Which, in turn, means this story is just beginning. Here’s why:

  • “The Community.” That’s the reverent term of art that Rogers and Comey used Monday to describe the alphabet soup of agencies that handle national security and investigations of breaches. As Rogers and Comey described it, the entire “community” regards Russia as perhaps the leading global “adversary” of the U.S. What the two men did not say ― but clearly believe ― is that the allegations about the campaign could lead to deeper questions about Trump’s global game plan ― and whether that plan, presuming he has one, is itself a threat to national security. “The Community” is not going to give in or give up.

  • Wikileaks. The Community seethes at the mention of WikiLeaks, which Rogers and Comey said Russian hackers had used as a conduit for making compromising Democratic emails public. The Community wants to nail WikiLeaks, or a least make an example of forces who use it in this fashion.

  • Ukraine. Putin’s invasion of Crimea, and his longtime strong-arming of Ukraine politics, is now coming with a price as what’s left of Ukrainian nationalism fights a rear-guard action ― not in Kiev so much as in Washington. It is more than possible that Putin has been too cute by half, because independent Ukrainian investigators have dug into the record of Trump associates such as former campaign manager Paul Manafort, and are feeding the results to the American media and American agencies. Can Putin shut them down altogether? The more attention this gets in the U.S., the harder that will be.

  • FARA. It’s the Foreign Agent Registration Act, and judging from the opaque denials from Comey, it seems clear that the FBI is investigating violations of it by Manafort and by Michael Flynn, Trump’s former campaign adviser and, briefly, until he was ousted for lying about his Russia ties, national security adviser. Manafort worked with pro-Putin Ukrainians; Flynn took money from Russian television, effectively an arm of the Putin regime.
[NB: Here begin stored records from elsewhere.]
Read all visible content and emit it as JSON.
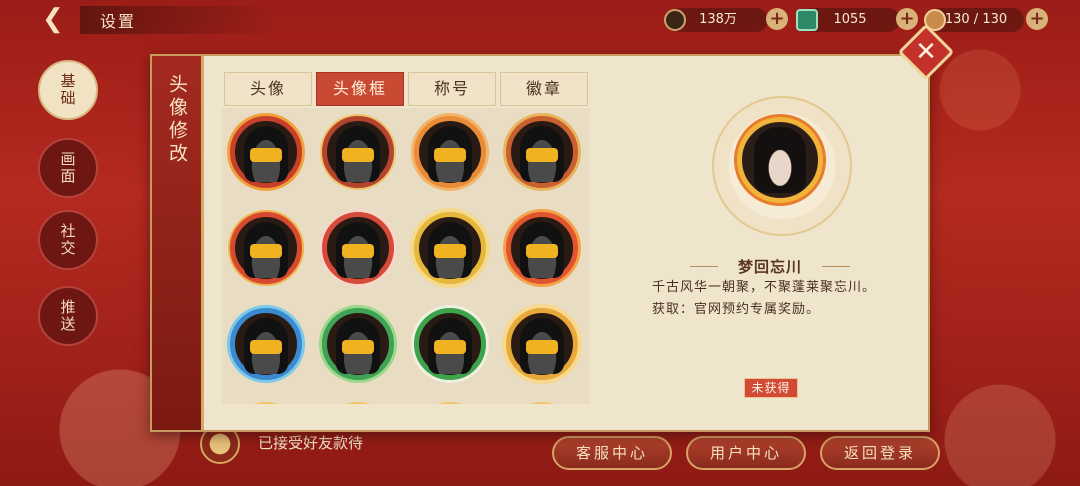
{
  "header": {
    "title": "设置",
    "resources": [
      {
        "icon": "coin-icon",
        "value": "138万"
      },
      {
        "icon": "jade-icon",
        "value": "1055"
      },
      {
        "icon": "stamina-bowl-icon",
        "value": "130 / 130"
      }
    ]
  },
  "sidebar": {
    "items": [
      {
        "label": "基础",
        "active": true
      },
      {
        "label": "画面"
      },
      {
        "label": "社交"
      },
      {
        "label": "推送"
      }
    ]
  },
  "dialog": {
    "title": "头像修改",
    "tabs": [
      {
        "label": "头像"
      },
      {
        "label": "头像框",
        "active": true
      },
      {
        "label": "称号"
      },
      {
        "label": "徽章"
      }
    ],
    "selected_frame": {
      "name": "梦回忘川",
      "description": "千古风华一朝聚，不聚蓬莱聚忘川。",
      "source": "获取：官网预约专属奖励。",
      "status": "未获得"
    }
  },
  "footer": {
    "friend_status": "已接受好友款待",
    "buttons": [
      {
        "label": "客服中心"
      },
      {
        "label": "用户中心"
      },
      {
        "label": "返回登录"
      }
    ]
  },
  "colors": {
    "background_red": "#9b1d17",
    "panel_cream": "#efe4cc",
    "accent_red": "#c84a33",
    "gold": "#f0b221"
  }
}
White House spokesman Sean Spicer claimed Monday that Manafort had played a “limited” role in the campaign. That is a flat-out lie. Manafort ran the campaign from the spring of 2016 ― to the extent anyone could actually run it ― until after the GOP convention.

  • The Squeeze. If and when FBI agents get Manafort or Flynn in their vise, they will climb up the chain by turning targets into witnesses. What do Manafort and Flynn know about, say, Trump and his dealings with Russia? Probably a lot. And that is where things could go next, depending on what the FBI really has.
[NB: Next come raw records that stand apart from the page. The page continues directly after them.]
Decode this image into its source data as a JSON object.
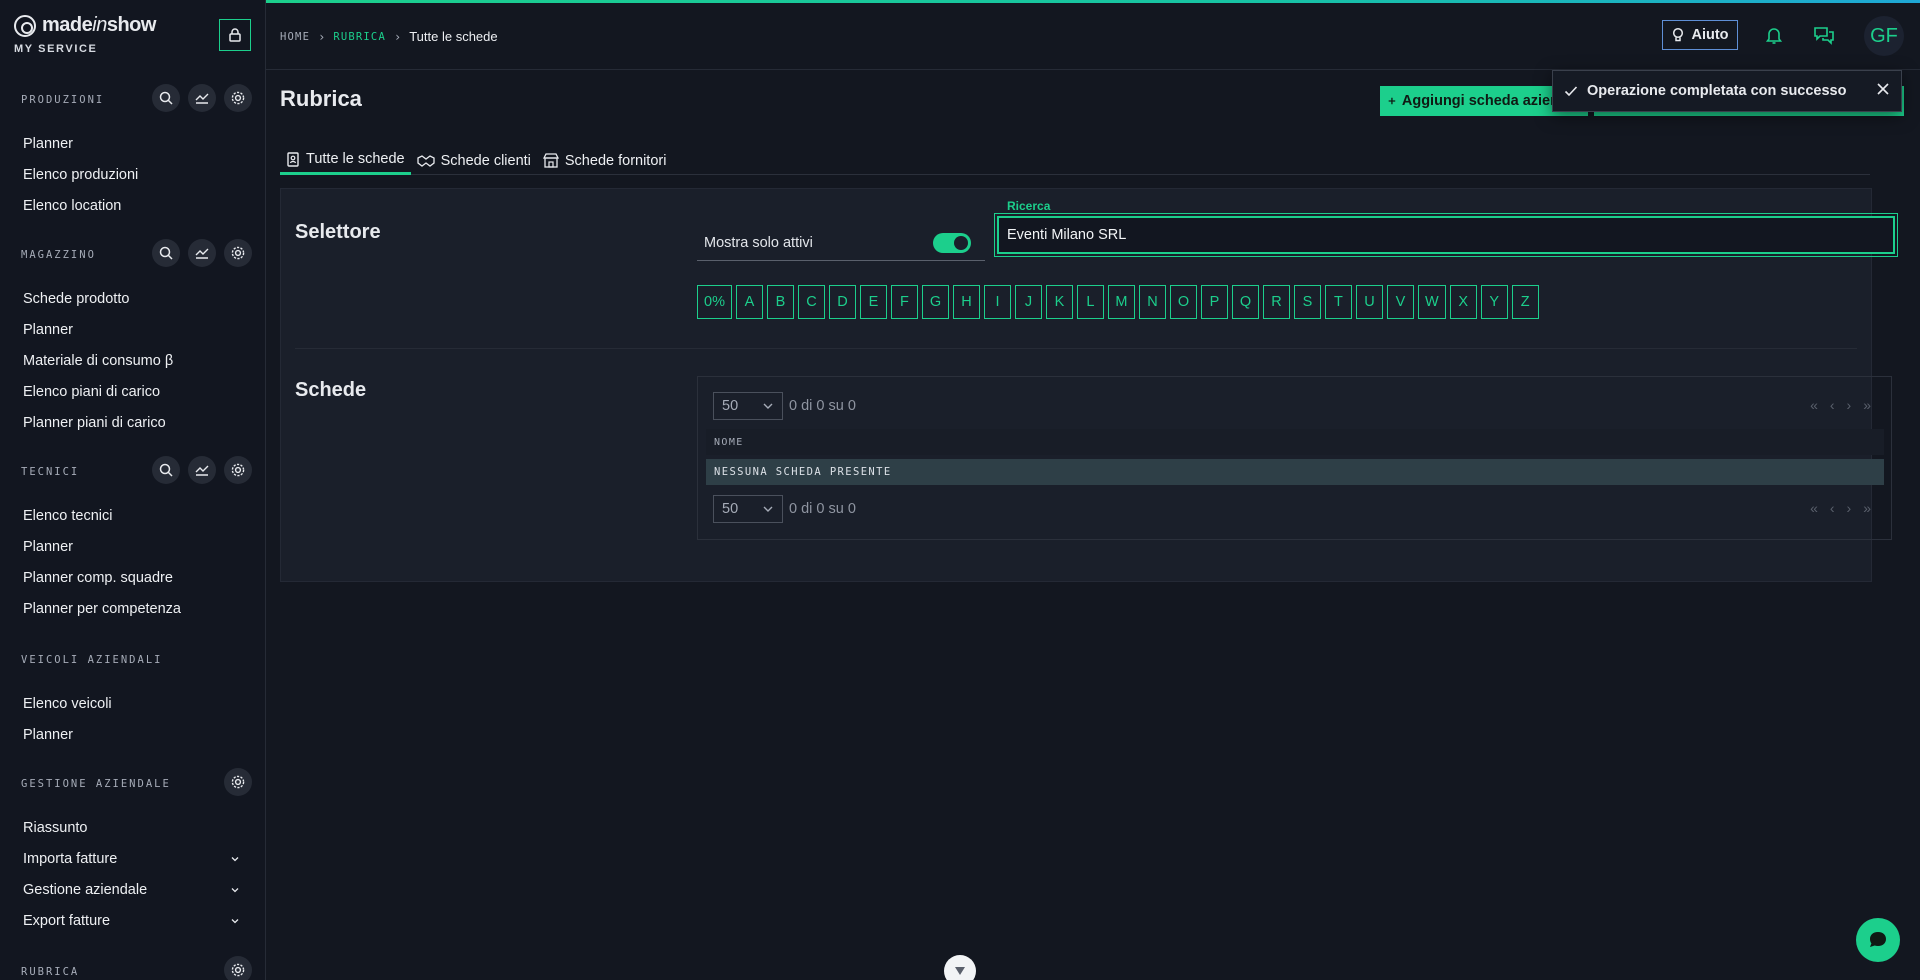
{
  "brand": {
    "name_main": "made",
    "name_italic": "in",
    "name_end": "show",
    "subtitle": "MY SERVICE"
  },
  "sidebar": {
    "sections": [
      {
        "title": "PRODUZIONI",
        "items": [
          "Planner",
          "Elenco produzioni",
          "Elenco location"
        ]
      },
      {
        "title": "MAGAZZINO",
        "items": [
          "Schede prodotto",
          "Planner",
          "Materiale di consumo β",
          "Elenco piani di carico",
          "Planner piani di carico"
        ]
      },
      {
        "title": "TECNICI",
        "items": [
          "Elenco tecnici",
          "Planner",
          "Planner comp. squadre",
          "Planner per competenza"
        ]
      },
      {
        "title": "VEICOLI AZIENDALI",
        "items": [
          "Elenco veicoli",
          "Planner"
        ]
      },
      {
        "title": "GESTIONE AZIENDALE",
        "items": [
          "Riassunto",
          "Importa fatture",
          "Gestione aziendale",
          "Export fatture"
        ]
      },
      {
        "title": "RUBRICA",
        "items": []
      }
    ]
  },
  "header": {
    "breadcrumb": {
      "home": "HOME",
      "section": "RUBRICA",
      "current": "Tutte le schede"
    },
    "help_label": "Aiuto",
    "avatar_initials": "GF"
  },
  "main": {
    "title": "Rubrica",
    "add_button": "Aggiungi scheda aziendale",
    "toast": "Operazione completata con successo",
    "tabs": [
      "Tutte le schede",
      "Schede clienti",
      "Schede fornitori"
    ],
    "selector": {
      "title": "Selettore",
      "toggle_label": "Mostra solo attivi",
      "search_label": "Ricerca",
      "search_value": "Eventi Milano SRL",
      "letters": [
        "0%",
        "A",
        "B",
        "C",
        "D",
        "E",
        "F",
        "G",
        "H",
        "I",
        "J",
        "K",
        "L",
        "M",
        "N",
        "O",
        "P",
        "Q",
        "R",
        "S",
        "T",
        "U",
        "V",
        "W",
        "X",
        "Y",
        "Z"
      ]
    },
    "records": {
      "title": "Schede",
      "page_size": "50",
      "page_info": "0 di 0 su 0",
      "column_name": "NOME",
      "empty_text": "NESSUNA SCHEDA PRESENTE"
    }
  },
  "colors": {
    "accent": "#1ccf8c",
    "background": "#131720",
    "panel": "#1a1f2a",
    "help_border": "#5f8fd6"
  }
}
  • GOP. Republican leaders hate the Russia story, and they are not eager to push the line that it is a good thing to be in bed with Putin. You haven’t ― and won’t ― see Speaker Paul Ryan (R-Wis.) and Senate Leader Mitch McConnell (R-Ky.) getting in the way of the FBI freight train. They tend to agree that Russia is an enemy.

  • Comey. In the 2016 election, Comey may well have helped Trump by announcing that he had revived an investigation of Hillary Clinton’s private emails. Having zigged in one direction, he is now zagging in the other, after the fact. He has more than six years left in his term, and is not likely to go anywhere anytime soon. He may be an umpire following one bad call with another, but he is not about to leave the field of play. And Comey made it clear Monday that he was speaking out with the approval of the Department of Justice – without objection from Attorney General Jeff Sessions, who has recused himself from the case. History buffs will hear the echoes of Watergate. Nixon sealed his own doom by demanding that Justice fire the man investigating him.